A: When we got here this summer it was just the younger guys mostly with a couple of older guys. You could tell right when we got here that it was just like work, work, work. That carried over until now. It’s really competitive and I think that leads to success.

Q: Was it a tough transition?

A: It definitely is. I feel like I told myself I worked really hard in high school like outside of practice but here it’s just another level.

Q: What have your teammates done to help you transition to the college game?

A: They just are always helping you out. Giving you tips and advice and stuff. They do help out a lot. They’ll tell you to do something on defense. In individual workouts as well. Kelby and Jamar and Donaven (Dorsey) have helped me a lot. They’re always just kind of pitching in with little things they’ve learned over the years.

Q: What did it mean to you that your coaches felt you were ready to play and contribute right away?

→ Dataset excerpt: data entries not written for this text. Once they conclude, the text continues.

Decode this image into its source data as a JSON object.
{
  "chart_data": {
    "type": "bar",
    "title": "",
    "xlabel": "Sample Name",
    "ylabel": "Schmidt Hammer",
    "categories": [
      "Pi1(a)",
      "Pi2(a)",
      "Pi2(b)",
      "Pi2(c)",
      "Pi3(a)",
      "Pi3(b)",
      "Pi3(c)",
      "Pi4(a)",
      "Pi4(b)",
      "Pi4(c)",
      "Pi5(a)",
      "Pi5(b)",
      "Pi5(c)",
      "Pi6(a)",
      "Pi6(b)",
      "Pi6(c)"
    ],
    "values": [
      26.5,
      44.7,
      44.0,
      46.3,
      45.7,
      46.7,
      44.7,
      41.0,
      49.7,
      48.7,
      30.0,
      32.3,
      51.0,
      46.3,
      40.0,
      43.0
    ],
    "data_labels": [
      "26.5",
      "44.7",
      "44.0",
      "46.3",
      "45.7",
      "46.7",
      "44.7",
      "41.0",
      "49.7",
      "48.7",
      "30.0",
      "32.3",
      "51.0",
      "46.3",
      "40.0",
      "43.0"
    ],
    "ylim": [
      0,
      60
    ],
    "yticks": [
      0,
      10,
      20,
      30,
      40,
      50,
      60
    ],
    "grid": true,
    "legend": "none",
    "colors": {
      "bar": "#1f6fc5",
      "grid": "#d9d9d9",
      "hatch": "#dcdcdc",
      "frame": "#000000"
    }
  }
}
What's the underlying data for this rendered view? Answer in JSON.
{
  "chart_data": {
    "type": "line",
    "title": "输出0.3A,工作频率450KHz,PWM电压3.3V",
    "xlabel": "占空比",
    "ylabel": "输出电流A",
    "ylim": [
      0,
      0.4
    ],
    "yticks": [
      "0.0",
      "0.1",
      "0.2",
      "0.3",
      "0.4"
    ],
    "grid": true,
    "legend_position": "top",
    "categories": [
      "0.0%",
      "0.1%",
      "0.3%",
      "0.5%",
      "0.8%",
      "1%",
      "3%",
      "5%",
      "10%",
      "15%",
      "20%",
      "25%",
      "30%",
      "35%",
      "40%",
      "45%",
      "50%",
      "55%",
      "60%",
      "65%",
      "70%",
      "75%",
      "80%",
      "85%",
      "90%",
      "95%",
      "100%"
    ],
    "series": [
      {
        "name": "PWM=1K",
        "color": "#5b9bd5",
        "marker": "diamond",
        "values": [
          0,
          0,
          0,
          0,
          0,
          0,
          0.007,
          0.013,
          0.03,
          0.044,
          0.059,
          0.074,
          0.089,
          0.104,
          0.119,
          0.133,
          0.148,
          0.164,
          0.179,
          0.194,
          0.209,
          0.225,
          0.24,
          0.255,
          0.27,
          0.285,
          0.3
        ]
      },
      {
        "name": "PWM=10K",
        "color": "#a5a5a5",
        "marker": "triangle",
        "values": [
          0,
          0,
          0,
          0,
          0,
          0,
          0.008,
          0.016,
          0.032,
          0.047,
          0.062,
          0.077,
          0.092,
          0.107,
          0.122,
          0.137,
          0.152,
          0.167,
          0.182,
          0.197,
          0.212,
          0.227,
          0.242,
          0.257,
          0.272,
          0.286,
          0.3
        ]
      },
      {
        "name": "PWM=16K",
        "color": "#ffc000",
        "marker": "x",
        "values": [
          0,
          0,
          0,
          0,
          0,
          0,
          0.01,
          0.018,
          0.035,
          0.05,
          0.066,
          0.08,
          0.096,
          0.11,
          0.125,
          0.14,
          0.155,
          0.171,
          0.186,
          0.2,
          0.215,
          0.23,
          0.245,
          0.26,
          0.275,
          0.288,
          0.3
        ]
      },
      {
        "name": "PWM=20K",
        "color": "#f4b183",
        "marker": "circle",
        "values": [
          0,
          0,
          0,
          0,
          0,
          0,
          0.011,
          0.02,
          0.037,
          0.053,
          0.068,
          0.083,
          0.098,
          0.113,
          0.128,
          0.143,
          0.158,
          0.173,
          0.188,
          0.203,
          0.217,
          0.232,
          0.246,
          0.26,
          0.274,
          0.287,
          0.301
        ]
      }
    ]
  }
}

A: It gives you a little bit of confidence to know that they believe in you. The confidence is the biggest part and knowing they’re behind you.

Q: Going forward in the nonconference schedule, you guys have teams like Creighton and Arizona, which draw a lot of fans. Looking forward to hitting the road and visiting these programs that draw large crowds?

A: It’s crazy. We play Creighton (Wednesday). I’ve been kind of not trying to think about the (size of the crowd) part of it. Just the actual basketball part of it. Because I know that no matter what type of game it is, even when we played here in the exhibition, it’s already different than anything I’ve played in before. So I have no idea what to expect but I’m going to try and not let it affect anything I do. It’s definitely exciting to play in front of that many people.

Wednesday game notes: Head coach Travis DeCuire said there is still no timetable on the return of senior post Jamar Akoh. Akoh played in the opener against Georgia State, scoring 22 points, but has since been sidelined with a wrist injury. ... Sophomore guard Timmy Falls has started in Akoh's place but did not play against Georgia Southern in The Bahamas. DeCuire declined to specify why Falls didn't play, saying it was something the team was addressing "in house" but they hope to have him back on the floor soon. Falls is not out for disciplinary reasons, according to an athletic department spokesman. DeCuire also declined to say whether or not Falls would play against Creighton. ... Montana and Creighton have each played Georgia State. The Grizzlies defeated the Panthers, 81-74, to open the season while the Bluejays also defeated the Panthers, winning 93-68 on Nov. 20. ... Creighton fell just outside of the top 25, coming in at No. 29 in the AP poll. Creighton is averaging 16,700 fans per game. ... The Bluejays have made the NCAA Tournament the past two seasons.